Most of these results were acquired through the use of immuno-fluorescence and fluorescence in situ hybridization (FISH) to label compartments of interest in embryos. However, one important limitation of these studies is that the analysis of the corresponding fluorescent images is mostly visual and focused on large-scale nuclear movements, which are easier to evaluate. Genome wide approaches, especially chromosome conformation capture (3C), can provide more details to help decipher key nuclear events at the molecular level , but their use in embryos is limited due to the small size/number of the samples.
Fluorescent imaging offers us the advantage of following several structures within each embryo, thanks to high-resolution microscopy and the combination of several color channels. However, most analyses are done either in two dimensions or on z-stack sections/projections, and only rarely in three dimensions (3D) because they would be much more time-consuming. A promising approach to explore the embryonic nucleus in more detail is the use of computational imaging . At present, we are still at the very beginning of this approach, and the tools required to locate compartments of interest, to analyze their movements, and to measure physical distances still need improvement. Using this technique, however, Koehler and collaborators were recently able to describe, for the first time, 3D rearrangements of chromosome territories in preimplantation embryos . We similarly analyzed major 3D nuclear rearrangements of centromeric and pericentromeric heterochromatin in bovine and rabbit embryos with dedicated computational programs [30, 31].
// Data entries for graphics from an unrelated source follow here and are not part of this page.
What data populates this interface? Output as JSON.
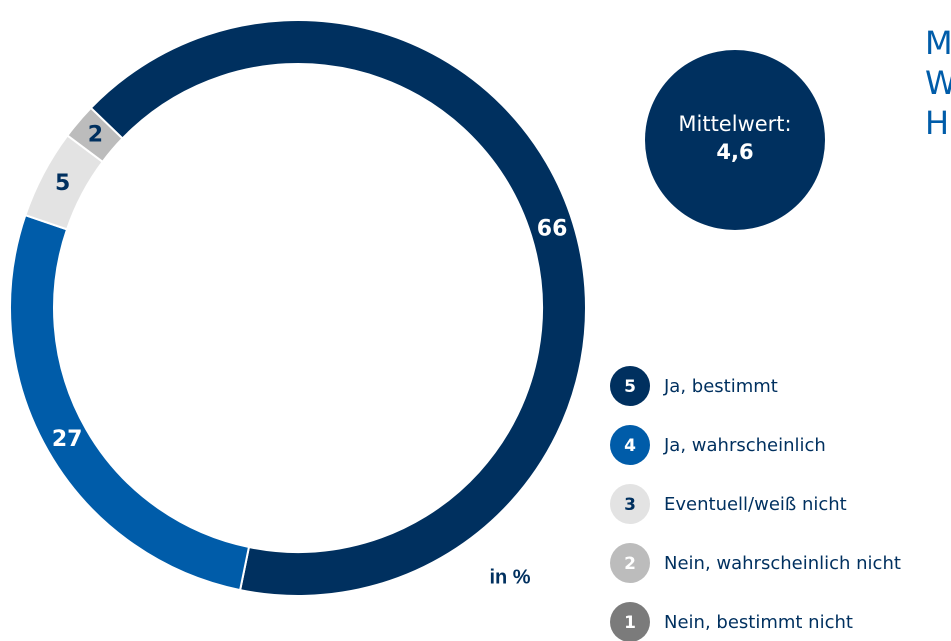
{
  "chart_data": {
    "type": "donut",
    "title_lines": [
      "M",
      "W",
      "H"
    ],
    "categories": [
      "Ja, bestimmt",
      "Ja, wahrscheinlich",
      "Eventuell/weiß nicht",
      "Nein, wahrscheinlich nicht",
      "Nein, bestimmt nicht"
    ],
    "category_numbers": [
      "5",
      "4",
      "3",
      "2",
      "1"
    ],
    "colors": [
      "#00305f",
      "#005ca9",
      "#e3e3e3",
      "#bcbcbc",
      "#7b7b7b"
    ],
    "values": [
      66,
      27,
      5,
      2,
      null
    ],
    "unit_label": "in %",
    "mean_label": "Mittelwert:",
    "mean_value_label": "4,6"
  }
}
To obtain a more complete understanding of the nuclear reorganization that takes place during the early developmental stages in mouse, we analyzed, in detail, centromeric and pericentromeric chromatin local reprogramming in preimplantation embryos with preserved 3D-shapes (from the 1-cell to blastocyst stage). We also developed new image analysis tools to quantify various nuclear parameters of the 3D-FISH images, i.e., the nuclear volume, the number of NPBs/nucleoli, the nuclear polarity, the number and shape of pericentromeric heterochromatin structures, and their proximity to NPBs/nucleoli.
Our results highlight differences in nuclear organization in paternal and maternal inherited genomes at the 1-cell stage. We also find that the reprogramming of the embryonic genome, which starts at the 2-cell stage, undergoes several abrupt changes during preimplantation development.